Everything had happened so fast, and she barely believed in falling in love let alone love at first sight, but that was pretty much what had happened.
That connection had been forged the second they touched, and it had only grown.
It didn't matter that she’d been wary of getting involved, of letting anyone in for fear of being hurt, he had barreled into her life, turned it upside down, and in the process had finally helped her break free of her past.
They had their whole lives ahead of them, a future where she could just be her, a normal woman who wasn't ruled by her messed up childhood.
There was no way she was losing that.
She was not letting the serial killer who had nearly taken her life and played such a large part in shaping the person she’d become take anything else away from her.
“Don’t do it, Toby. I can see in your face what you’re planning, and it’s not the way to play this out,” she said.

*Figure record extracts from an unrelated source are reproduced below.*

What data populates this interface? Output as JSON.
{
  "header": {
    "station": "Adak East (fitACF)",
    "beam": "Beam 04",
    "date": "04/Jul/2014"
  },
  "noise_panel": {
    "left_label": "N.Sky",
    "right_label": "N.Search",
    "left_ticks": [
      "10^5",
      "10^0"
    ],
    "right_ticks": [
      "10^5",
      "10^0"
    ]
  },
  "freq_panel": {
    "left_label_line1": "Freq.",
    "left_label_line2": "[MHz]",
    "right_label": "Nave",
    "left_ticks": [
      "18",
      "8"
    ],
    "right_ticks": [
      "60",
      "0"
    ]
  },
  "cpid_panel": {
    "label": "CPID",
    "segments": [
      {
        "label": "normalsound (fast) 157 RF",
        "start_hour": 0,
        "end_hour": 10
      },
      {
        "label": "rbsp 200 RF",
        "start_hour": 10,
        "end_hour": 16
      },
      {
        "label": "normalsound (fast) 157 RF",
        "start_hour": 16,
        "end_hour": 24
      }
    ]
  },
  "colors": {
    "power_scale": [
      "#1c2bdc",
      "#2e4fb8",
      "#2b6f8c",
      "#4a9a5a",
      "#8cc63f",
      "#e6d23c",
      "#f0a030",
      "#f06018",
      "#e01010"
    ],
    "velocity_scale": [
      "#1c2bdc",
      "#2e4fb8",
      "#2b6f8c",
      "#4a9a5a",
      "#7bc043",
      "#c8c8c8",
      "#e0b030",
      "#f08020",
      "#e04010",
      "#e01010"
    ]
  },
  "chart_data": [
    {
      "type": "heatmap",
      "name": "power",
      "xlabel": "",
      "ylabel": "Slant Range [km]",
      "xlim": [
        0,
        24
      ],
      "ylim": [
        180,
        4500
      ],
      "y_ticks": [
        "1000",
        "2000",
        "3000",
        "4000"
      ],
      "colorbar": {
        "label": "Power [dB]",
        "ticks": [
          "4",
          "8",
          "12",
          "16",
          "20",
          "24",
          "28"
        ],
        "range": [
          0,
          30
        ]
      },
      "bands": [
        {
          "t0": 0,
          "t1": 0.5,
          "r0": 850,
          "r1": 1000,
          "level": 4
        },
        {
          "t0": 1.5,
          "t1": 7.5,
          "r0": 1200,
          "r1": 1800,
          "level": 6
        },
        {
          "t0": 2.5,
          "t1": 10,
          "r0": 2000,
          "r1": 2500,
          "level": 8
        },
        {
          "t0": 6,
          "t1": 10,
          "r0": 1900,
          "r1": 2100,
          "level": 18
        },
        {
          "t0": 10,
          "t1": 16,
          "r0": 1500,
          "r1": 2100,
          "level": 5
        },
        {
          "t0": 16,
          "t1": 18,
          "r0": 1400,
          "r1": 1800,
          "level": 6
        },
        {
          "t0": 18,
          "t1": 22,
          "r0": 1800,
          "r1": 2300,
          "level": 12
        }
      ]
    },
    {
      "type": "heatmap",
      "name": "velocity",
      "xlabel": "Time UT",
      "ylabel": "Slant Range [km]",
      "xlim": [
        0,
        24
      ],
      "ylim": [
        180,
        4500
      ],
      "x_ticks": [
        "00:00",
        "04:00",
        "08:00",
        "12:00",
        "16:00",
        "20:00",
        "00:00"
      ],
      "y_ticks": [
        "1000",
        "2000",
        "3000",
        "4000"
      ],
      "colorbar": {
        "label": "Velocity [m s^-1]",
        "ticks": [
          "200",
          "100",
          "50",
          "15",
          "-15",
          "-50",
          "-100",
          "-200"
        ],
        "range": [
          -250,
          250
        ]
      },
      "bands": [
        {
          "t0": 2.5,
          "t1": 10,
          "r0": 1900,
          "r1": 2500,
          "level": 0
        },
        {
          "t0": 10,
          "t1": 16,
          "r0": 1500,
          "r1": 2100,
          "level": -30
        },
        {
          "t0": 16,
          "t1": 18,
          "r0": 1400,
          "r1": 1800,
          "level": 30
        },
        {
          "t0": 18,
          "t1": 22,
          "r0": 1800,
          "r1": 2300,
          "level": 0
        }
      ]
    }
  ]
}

“He has to die, it’s the only way,” Toby insisted, shifting to try to get a clear shot at Eli.
That wasn't happening.
Eli should have listened to her and left while he’d had the chance, but the stubborn man wasn't going to leave her alone in here with an armed man even if she was the one who was trained to deal with situations just like this.
Florence both loved him for it and was annoyed with him about it.
“Killing him won't change anything,” she said, moving with him to keep herself as a barrier between the gun and Eli. The man was determined to take Eli out, and he wasn't going to put his weapon down, the best she could do was keep his attention on her and then seize an opportunity when it presented itself. “I'm not yours. I was never yours. All I am is someone you tried to kill. There’s no other connection. You're the one who couldn’t let me go, who kept sending me letters, bragging about your kills like they were conquests that I would be proud of you for accomplishing. The only reason I was looking for you was to arrest you, put you in prison where you belong. I didn't want to find you to be with you, I hate you, Toby. I don’t know what kind of relationship between us you’ve built up in your head, but it’s not real. There is nothing between us.”
Toby’s eyes bulged, and his face turned beet red.
Because she’d been a cop a long time, she could read in his expression what he was going to do before he did it.
He was a representation of every killer she’d ever dealt with.
He took his issues and painted them onto his victims, killing children because he envied them their childhood and yet also wanted to protect it for them.
He wanted her because she was the one who had bested him, over years of stalking, he had built up this idea of her in his head that was never going to match up to reality.
“Last warning, Toby,” she said.
“You're mine, nothing can change that, you’ll never belong to him.” Toby had fire in his eyes as he waved the gun about wildly.
He was devolving, and the end was coming quickly.
The bang echoed through the room.
Pain tore through her.
She fired her weapon.
The bullet hit Toby—the man who had haunted her dreams for the better part of two decades—in the shoulder, and he dropped.
No way was he getting off easy.
A quick death was too good for him, she wanted him behind bars where every criminal in jail with him knew that he raped and murdered little girls.
She wanted him to suffer, and Florence didn't even care if that made her a bad person. Surely there was nothing wrong with wanting the man who had nearly ended your life before you got into double digits to suffer like you had suffered.
“Florence,” Eli yelled, and she heard him rushing toward her.